Franco Carnevale ci propone una riflessione sul significato della medicina del lavoro, ripercorrendo le tappe storiche che ci hanno portati al ruolo di questa disciplina nel nostro Paese come oggi lo conosciamo.
Pioniere della medicina del lavoro è stato Bernardino Ramazzini, il cui libro De morbis artificum diatriba è considerato il primo libro di patologia occupazionale scritto in Italia. Ma, si sa, nemo propheta in patria: dunque, i semi di Ramazzini sono raccolti nel mondo anglosassone, ma non in Italia.
Bisognerà aspettare il XIX secolo affinché si inizi a dar peso a questioni quali il lavoro minorile e le implicazioni sanitarie dei processi di lavorazione di alcuni materiali (ardesia, tabacchi, carta, per citarne alcuni).
A fine Ottocento e nei primi anni del Novecento, vengono istituite le prime iniziative statali: assicurazione obbligatoria, obbligo di reclutare medici e infermieri in azienda, ispezioni del lavoro. Ma la loro regolamentazione appare ancora debole. Pochi sono in questa fase coloro che avvertono l’insufficienza del progresso dedicato alle malattie professionali e conducono inchieste che danno corpo a una più sostanziale analisi delle condizioni sociosanitarie della popolazione operaia. Risulta preclusa la possibilità a tecnici altrettanto motivati di accedere ai luoghi di lavoro per poter valutare con indipendenza e competenza pericoli e rischi.

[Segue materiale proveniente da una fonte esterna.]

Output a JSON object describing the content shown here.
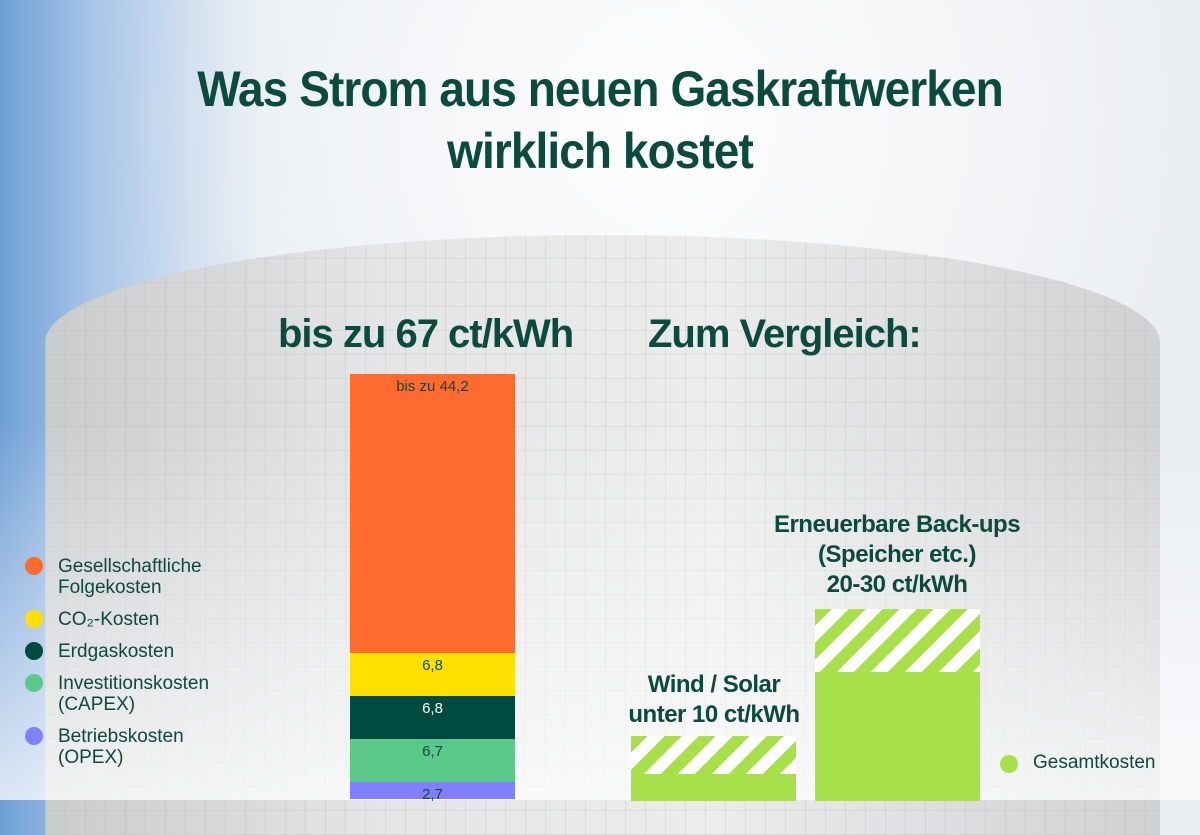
{
  "title_line1": "Was Strom aus neuen Gaskraftwerken",
  "title_line2": "wirklich kostet",
  "gas_heading": "bis zu 67 ct/kWh",
  "compare_heading": "Zum Vergleich:",
  "colors": {
    "text": "#0b4a3e",
    "total": "#a8e04a"
  },
  "chart_data": {
    "type": "bar",
    "unit": "ct/kWh",
    "stacked_bar": {
      "segments": [
        {
          "name": "Betriebskosten (OPEX)",
          "value": 2.7,
          "label": "2,7",
          "color": "#8080ff"
        },
        {
          "name": "Investitionskosten (CAPEX)",
          "value": 6.7,
          "label": "6,7",
          "color": "#5ac98a"
        },
        {
          "name": "Erdgaskosten",
          "value": 6.8,
          "label": "6,8",
          "color": "#004a3f"
        },
        {
          "name": "CO₂-Kosten",
          "value": 6.8,
          "label": "6,8",
          "color": "#ffe000"
        },
        {
          "name": "Gesellschaftliche Folgekosten",
          "value": 44.2,
          "label": "bis zu 44,2",
          "color": "#ff6a2e"
        }
      ]
    },
    "comparison_bars": [
      {
        "label_line1": "Wind / Solar",
        "label_line2": "unter 10 ct/kWh",
        "low": 4,
        "high": 10
      },
      {
        "label_line1": "Erneuerbare Back-ups",
        "label_line2": "(Speicher etc.)",
        "label_line3": "20-30 ct/kWh",
        "low": 20,
        "high": 30
      }
    ],
    "legend": [
      {
        "line1": "Gesellschaftliche",
        "line2": "Folgekosten",
        "color": "#ff6a2e"
      },
      {
        "line1": "CO₂-Kosten",
        "line2": "",
        "color": "#ffe000"
      },
      {
        "line1": "Erdgaskosten",
        "line2": "",
        "color": "#004a3f"
      },
      {
        "line1": "Investitionskosten",
        "line2": "(CAPEX)",
        "color": "#5ac98a"
      },
      {
        "line1": "Betriebskosten",
        "line2": "(OPEX)",
        "color": "#8080ff"
      }
    ],
    "total_legend": "Gesamtkosten"
  }
}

Fra le due guerre, la medicina del lavoro si ritrova orfana della prevenzione, poiché i medici preferiscono dedicarsi alla ricerca clinica e alle attività che ruotano intorno all’assicurazione, passando così il messaggio che l’indennizzo monetario della malattia professionale sia sufficiente.
Il passaggio dal fascismo alla repubblica è di continuità: il ruolo dell’ente assicuratore nei congressi e nelle attività dei medici della SIML è di tipo egemonico. L’Inail è sponsor primario dei congressi della società, costruisce le sedi degli Istituti di medicina del lavoro, dei quali è il maggior committente, perché vi invia i malati per gli accertamenti di malattia professionale e per le cure dei malati più gravi, che in quei luoghi vanno a morire. I risultati delle visite mediche periodiche spesso servono solo a giudicare i lavoratori non più adatti al proprio lavoro. D’altra parte, vige la monetizzazione del rischio.

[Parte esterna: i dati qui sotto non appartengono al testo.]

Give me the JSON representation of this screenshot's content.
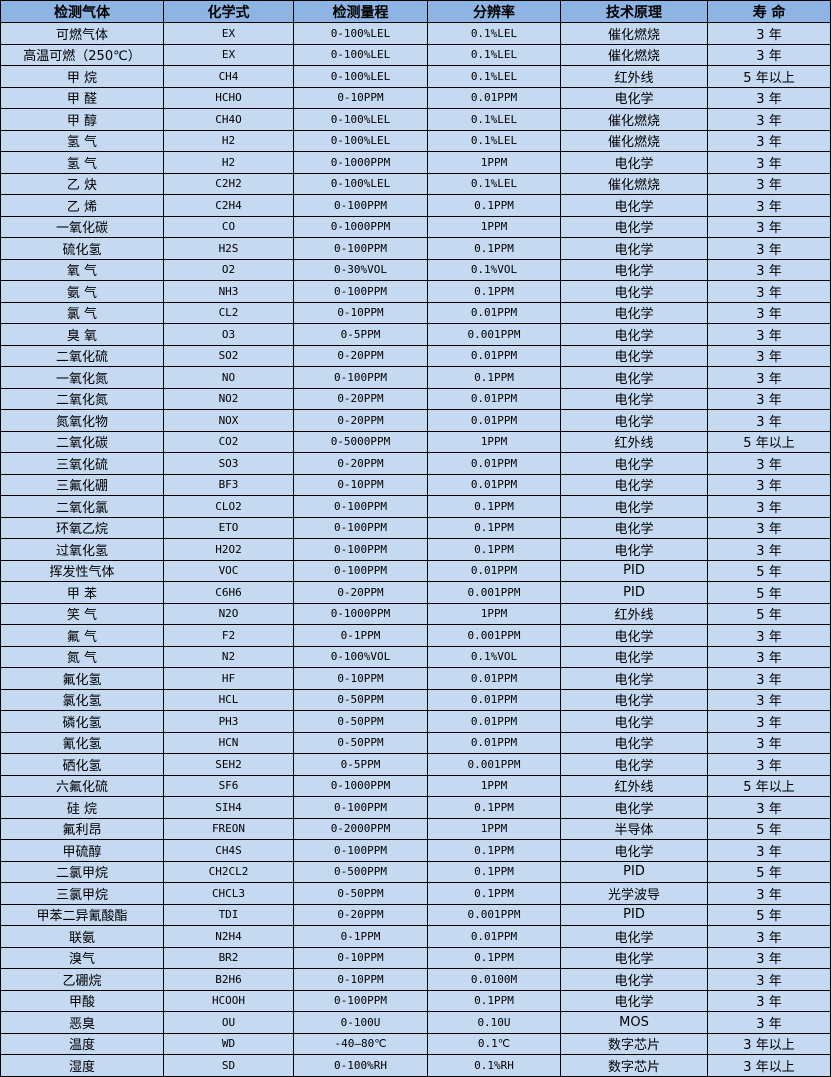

Per vedere colmare il ritardo accumulato rispetto agli altri Paesi europei, occorre precostituire con risolutezza cambiamenti da recepire poi in una legge di riforma, per tendere a generalizzarne l’applicazione. Ciò è successo grazie al movimento che si può sinteticamente denominare “linea sindacale per la salute in fabbrica”: un movimento molto ampio, capace di coinvolgere tante forze della società, sino a reclutare anche operatori “parcheggiati” per tanto tempo in istituti dediti alla pratica della medicina del lavoro senza prevenzione o a quella di consulenza per le aziende, sterile dal punto di vista realmente preventivo.

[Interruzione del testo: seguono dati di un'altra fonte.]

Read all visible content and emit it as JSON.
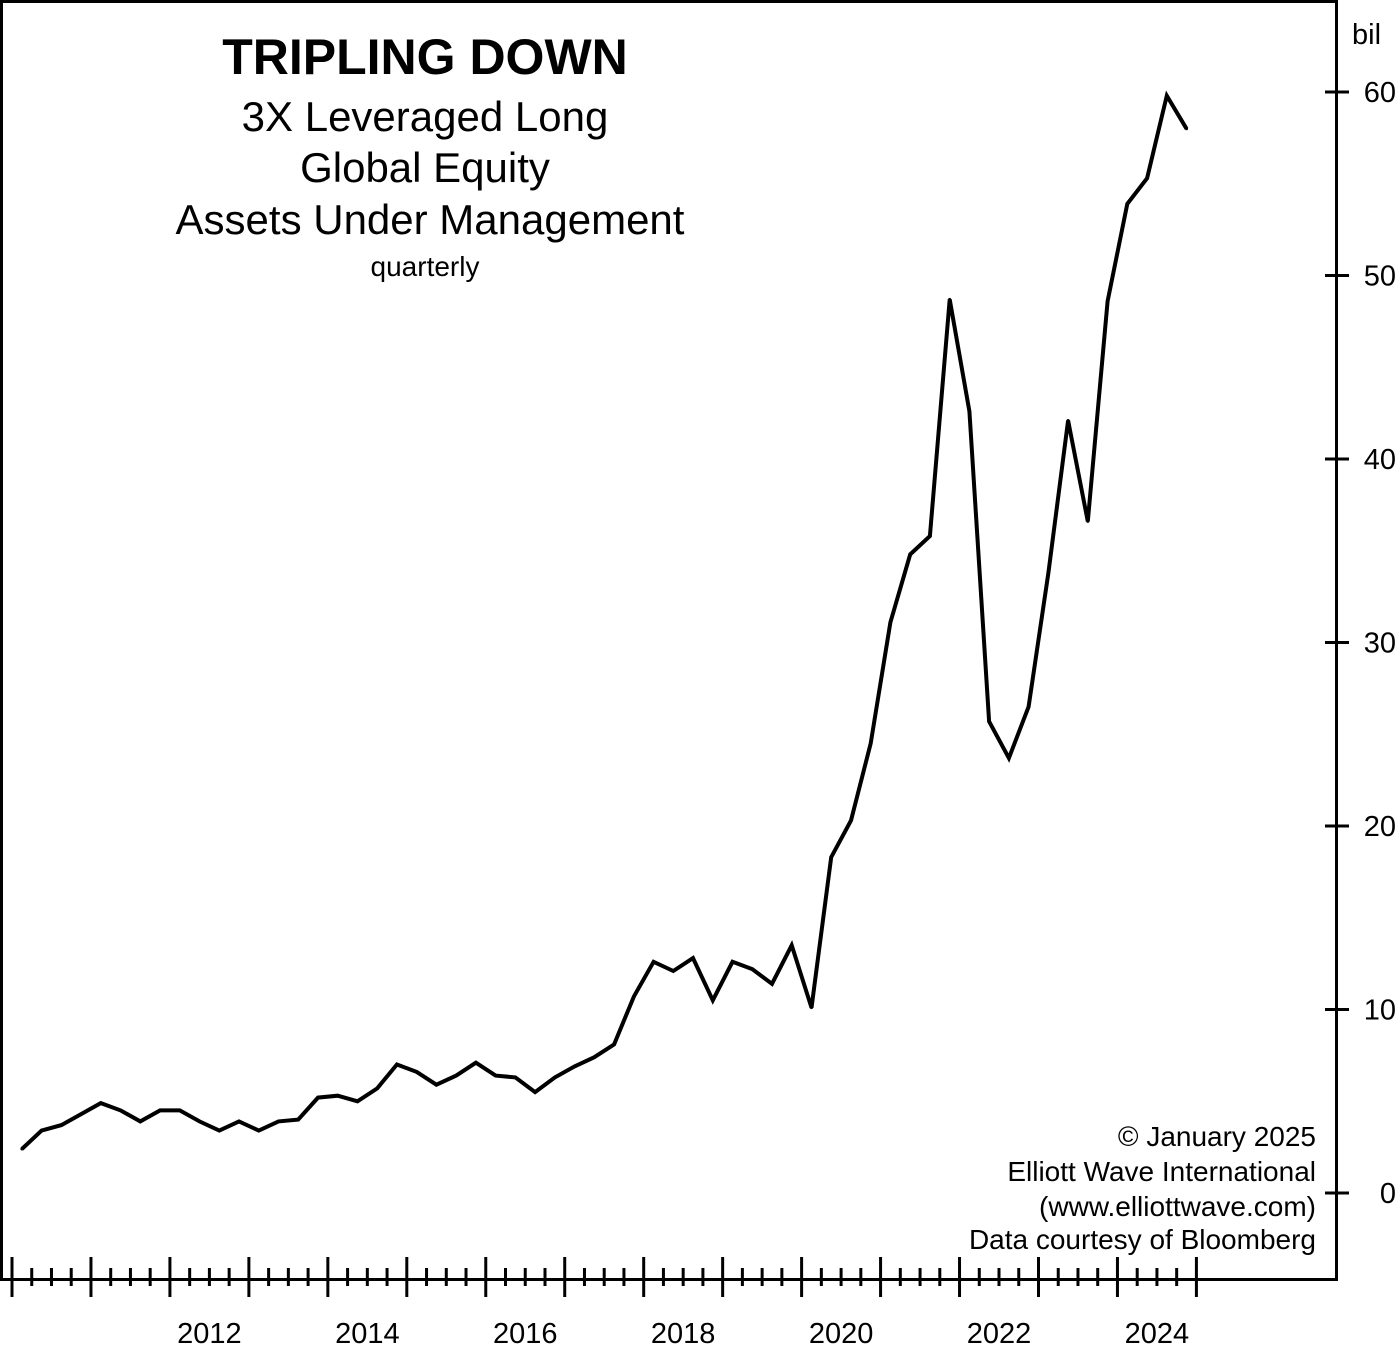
{
  "chart_data": {
    "type": "line",
    "title": "TRIPLING DOWN",
    "subtitle_lines": [
      "3X Leveraged Long",
      "Global Equity",
      "Assets Under Management"
    ],
    "frequency_note": "quarterly",
    "ylabel": "bil",
    "ylim": [
      0,
      60
    ],
    "yticks": [
      0,
      10,
      20,
      30,
      40,
      50,
      60
    ],
    "xlim": [
      2010,
      2025.4
    ],
    "xticks": [
      2012,
      2014,
      2016,
      2018,
      2020,
      2022,
      2024
    ],
    "grid": false,
    "series": [
      {
        "x": [
          2010.125,
          2010.375,
          2010.625,
          2010.875,
          2011.125,
          2011.375,
          2011.625,
          2011.875,
          2012.125,
          2012.375,
          2012.625,
          2012.875,
          2013.125,
          2013.375,
          2013.625,
          2013.875,
          2014.125,
          2014.375,
          2014.625,
          2014.875,
          2015.125,
          2015.375,
          2015.625,
          2015.875,
          2016.125,
          2016.375,
          2016.625,
          2016.875,
          2017.125,
          2017.375,
          2017.625,
          2017.875,
          2018.125,
          2018.375,
          2018.625,
          2018.875,
          2019.125,
          2019.375,
          2019.625,
          2019.875,
          2020.125,
          2020.375,
          2020.625,
          2020.875,
          2021.125,
          2021.375,
          2021.625,
          2021.875,
          2022.125,
          2022.375,
          2022.625,
          2022.875,
          2023.125,
          2023.375,
          2023.625,
          2023.875,
          2024.125,
          2024.375,
          2024.625,
          2024.875
        ],
        "values": [
          2.4,
          3.4,
          3.7,
          4.3,
          4.9,
          4.5,
          3.9,
          4.5,
          4.5,
          3.9,
          3.4,
          3.9,
          3.4,
          3.9,
          4.0,
          5.2,
          5.3,
          5.0,
          5.7,
          7.0,
          6.6,
          5.9,
          6.4,
          7.1,
          6.4,
          6.3,
          5.5,
          6.3,
          6.9,
          7.4,
          8.1,
          10.7,
          12.6,
          12.1,
          12.8,
          10.5,
          12.6,
          12.2,
          11.4,
          13.5,
          10.1,
          18.3,
          20.3,
          24.5,
          31.1,
          34.8,
          35.8,
          48.7,
          42.6,
          25.7,
          23.7,
          26.5,
          33.8,
          42.1,
          36.6,
          48.6,
          53.9,
          55.3,
          59.8,
          58.0
        ]
      }
    ]
  },
  "credits": [
    "© January 2025",
    "Elliott Wave International",
    "(www.elliottwave.com)",
    "Data courtesy of Bloomberg"
  ],
  "colors": {
    "line": "#000000",
    "background": "#ffffff",
    "frame": "#000000"
  }
}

Dopo una carrellata dei personaggi più illustri della medicina occupazionale italiana, Carnevale conclude con un brano tratto da un testo del 1939 di Luigi Carozzi, dove si cerca di definire il termine “medicina del lavoro”: il punto di partenza è la considerazione del termine “lavoro” nella sua accezione più ampia, che ingloba anche la vita fisica ed economica del lavoratore e di chi gli sta intorno. La medicina deve, quindi, recuperare anche il suo ruolo sociale.